Many Hizmet sympathizers now also seek to obtain a German citizenship, relinquishing their Turkish one, believing this would protect them, both on German soil and if they visit Turkey.

Their targeting is also largely motivated by envy, argues Karakoyun, since while the majority of Turks in Germany are poorly-educated conservatives, Hizmet members represent a well-integrated, well-established new German-Turkish middle class.

But the Turkish conflict's spillover now endangers all of this – not only by playing into the hands of the far-right, which wonders how can migrants be allowed to “carry out their fights on our streets,” but even by causing German politicians, including Chancellor Angela Merkel, to question whether this reflects a lack of loyalty of German-Turks to their new home.

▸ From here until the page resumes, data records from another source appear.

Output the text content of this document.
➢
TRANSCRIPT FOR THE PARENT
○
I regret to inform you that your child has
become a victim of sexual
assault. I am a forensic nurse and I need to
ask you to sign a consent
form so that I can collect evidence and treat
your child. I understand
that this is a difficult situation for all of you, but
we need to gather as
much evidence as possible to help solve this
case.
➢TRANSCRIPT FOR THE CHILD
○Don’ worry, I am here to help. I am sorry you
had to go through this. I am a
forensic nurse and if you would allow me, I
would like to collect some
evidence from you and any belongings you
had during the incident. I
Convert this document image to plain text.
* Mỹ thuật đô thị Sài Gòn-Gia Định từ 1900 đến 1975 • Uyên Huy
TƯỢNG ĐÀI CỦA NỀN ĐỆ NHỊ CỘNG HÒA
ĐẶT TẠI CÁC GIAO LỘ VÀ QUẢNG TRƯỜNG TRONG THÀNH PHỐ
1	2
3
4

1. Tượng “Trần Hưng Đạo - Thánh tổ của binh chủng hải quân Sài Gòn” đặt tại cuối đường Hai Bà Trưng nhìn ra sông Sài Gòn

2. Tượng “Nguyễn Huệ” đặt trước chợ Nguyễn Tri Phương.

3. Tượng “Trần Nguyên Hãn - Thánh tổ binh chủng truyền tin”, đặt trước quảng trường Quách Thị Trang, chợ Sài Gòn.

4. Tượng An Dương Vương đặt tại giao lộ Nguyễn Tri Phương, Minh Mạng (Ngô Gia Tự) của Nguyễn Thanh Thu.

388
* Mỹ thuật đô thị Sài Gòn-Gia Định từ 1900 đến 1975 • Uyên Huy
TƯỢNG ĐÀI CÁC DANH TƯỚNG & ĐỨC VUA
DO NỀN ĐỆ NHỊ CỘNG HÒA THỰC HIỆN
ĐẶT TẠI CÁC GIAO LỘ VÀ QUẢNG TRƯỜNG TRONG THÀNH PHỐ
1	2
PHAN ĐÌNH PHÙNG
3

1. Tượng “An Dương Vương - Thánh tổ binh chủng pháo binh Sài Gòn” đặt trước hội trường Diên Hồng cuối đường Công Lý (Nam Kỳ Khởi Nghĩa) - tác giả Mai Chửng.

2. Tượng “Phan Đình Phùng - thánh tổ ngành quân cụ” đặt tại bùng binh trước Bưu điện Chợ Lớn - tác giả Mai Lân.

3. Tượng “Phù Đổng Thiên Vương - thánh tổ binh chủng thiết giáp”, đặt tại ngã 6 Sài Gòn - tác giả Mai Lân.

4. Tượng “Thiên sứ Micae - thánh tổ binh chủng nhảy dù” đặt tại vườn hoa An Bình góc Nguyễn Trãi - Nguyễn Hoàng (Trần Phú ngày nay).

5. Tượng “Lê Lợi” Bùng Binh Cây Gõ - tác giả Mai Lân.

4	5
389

Karakoyun rejects the allegations: It's rather a problem of integration than of allegiances, he argues. “They [Erdogan's supporters] don't understand what democracy and human rights really means. In a demonstration in Cologne after the coup, 30,000 Turkish people were shouting in favor of the death penalty and in support for a de facto dictator, who forbids all kinds of demonstrations in his country.”

Now Erdogan also tries to instrumentalize Turkish institutions in Germany and have them spread propaganda on his behalf, in the hopes of influencing Germany's politics through its large Turkish community, added Karakoyun.

The German authorities should therefore take a stronger stand against such intervention, he insisted. “We need more support and clearer statements, because carrying over Turkey's atmosphere here only damages the integration of Turks and of Islam in Germany.”